We all go through life leaving bits and pieces of ourselves everywhere around us to be found by anyone who comes across them; we are generally unaware that we do so since the majority of the legacies we leave behind we leave unknowingly. They may be a piece of litter or a $100 bill; a kind word or a curse; a gift of understanding and compassion or neglect and indifference. Some legacies we leave deliberately and, in general, these are things meant to help or educate those coming along behind us. It is the ones we leave though ignorance or unawareness of the impact we can have on others that can do damage. We must be aware that everything we do and say will or might be something that others will consider our true opinions and feelings about those around us or our surroundings. With this awareness we can judge what we do and say to be sure that we are leaving an accurate record and can alleviate misunderstandings. What is left of after we are gone, for a trip or forever, is all that will be remembered of us and if we care at all about how we’re thought of we’ll make careful choices about what we leave behind. Wouldn’t you rather be remembered in a positive way than as a negative person?

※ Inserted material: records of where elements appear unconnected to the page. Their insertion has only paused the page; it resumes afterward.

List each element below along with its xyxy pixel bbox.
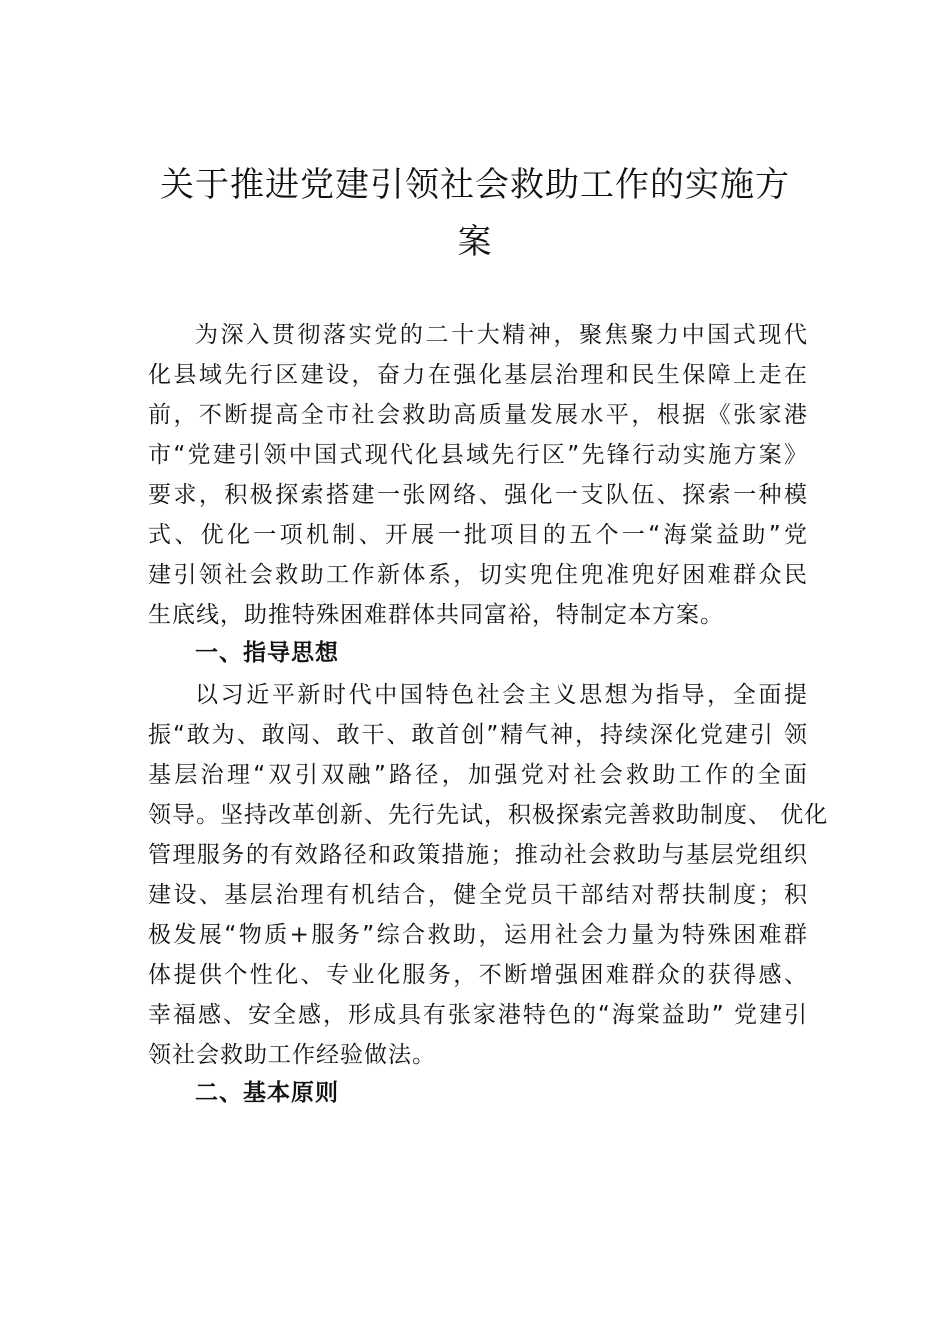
paragraph-1-line: 建引领社会救助工作新体系，切实兜住兜准兜好困难群众民 <box>148 562 808 588</box>
paragraph-2-line: 领导。坚持改革创新、先行先试，积极探索完善救助制度、 优化 <box>148 802 829 828</box>
paragraph-2-line: 基层治理“双引双融”路径，加强党对社会救助工作的全面 <box>148 762 808 788</box>
document-title-line-1: 关于推进党建引领社会救助工作的实施方 <box>160 165 790 205</box>
paragraph-2-line: 体提供个性化、专业化服务，不断增强困难群众的获得感、 <box>148 962 808 988</box>
paragraph-2-line: 建设、基层治理有机结合，健全党员干部结对帮扶制度；积 <box>148 882 808 908</box>
paragraph-1-line: 前，不断提高全市社会救助高质量发展水平，根据《张家港 <box>148 402 808 428</box>
section-heading-basic-principles: 二、基本原则 <box>195 1080 339 1106</box>
paragraph-1-line: 式、优化一项机制、开展一批项目的五个一“海棠益助”党 <box>148 522 808 548</box>
paragraph-2-line: 极发展“物质+服务”综合救助，运用社会力量为特殊困难群 <box>148 922 808 948</box>
document-title-line-2: 案 <box>457 222 493 262</box>
paragraph-2-line: 管理服务的有效路径和政策措施；推动社会救助与基层党组织 <box>148 842 808 868</box>
paragraph-1-line: 化县域先行区建设，奋力在强化基层治理和民生保障上走在 <box>148 362 808 388</box>
paragraph-1-line: 生底线，助推特殊困难群体共同富裕，特制定本方案。 <box>148 602 724 628</box>
paragraph-1-line: 为深入贯彻落实党的二十大精神，聚焦聚力中国式现代 <box>195 322 808 348</box>
paragraph-2-line: 幸福感、安全感，形成具有张家港特色的“海棠益助” 党建引 <box>148 1002 808 1028</box>
paragraph-1-line: 要求，积极探索搭建一张网络、强化一支队伍、探索一种模 <box>148 482 808 508</box>
paragraph-2-line: 振“敢为、敢闯、敢干、敢首创”精气神，持续深化党建引 领 <box>148 722 808 748</box>
paragraph-1-line: 市“党建引领中国式现代化县域先行区”先锋行动实施方案》 <box>148 442 808 468</box>
section-heading-guiding-ideology: 一、指导思想 <box>195 640 339 666</box>
paragraph-2-line: 以习近平新时代中国特色社会主义思想为指导，全面提 <box>195 682 808 708</box>
paragraph-2-line: 领社会救助工作经验做法。 <box>148 1042 436 1068</box>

Our wants and needs sometimes seem ephemeral and not quite real; it feels as if others, and we, treat our wants and needs as merely transitory or ignore them completely. This is damaging…without affirmation or acknowledgement we may begin to drift rather than follow our goals and dreams. When our ideas and dreams don’t seem to have taken on weight and solidity is it much easier to lose track of them and thus lose them for good and for real. We need to have dreams and goals and dreams of goals to give our lives a direction and meaning. When the goals have floated away on the wind we are lost and stumbling into a void that appears more permanent than the hopes previously held dear. The fleeting nature of a thought that began as a passing fancy can blossom and grow with acknowledgement and encouragement from others, and ourselves, and may give our lives a turn for the better. Or possibly a turn for the worse that could hold within in it a lesson we needed to learn. We cannot afford to treat these currently insubstantial desires as something impossible to expand and achieve for ourselves or others. Ephemeral urges can be acted on, the search for that passing what-if thought can be begun and the what-if thought evaluated for its worth and possibility. If we ignore all these subtle hints coming from our deepest selves it may be too late to retrieve the vestige of an idea of what they might have been. Isn’t it better to search for these elusive thoughts than to allow them to drift away with no effort to pin them down for examination?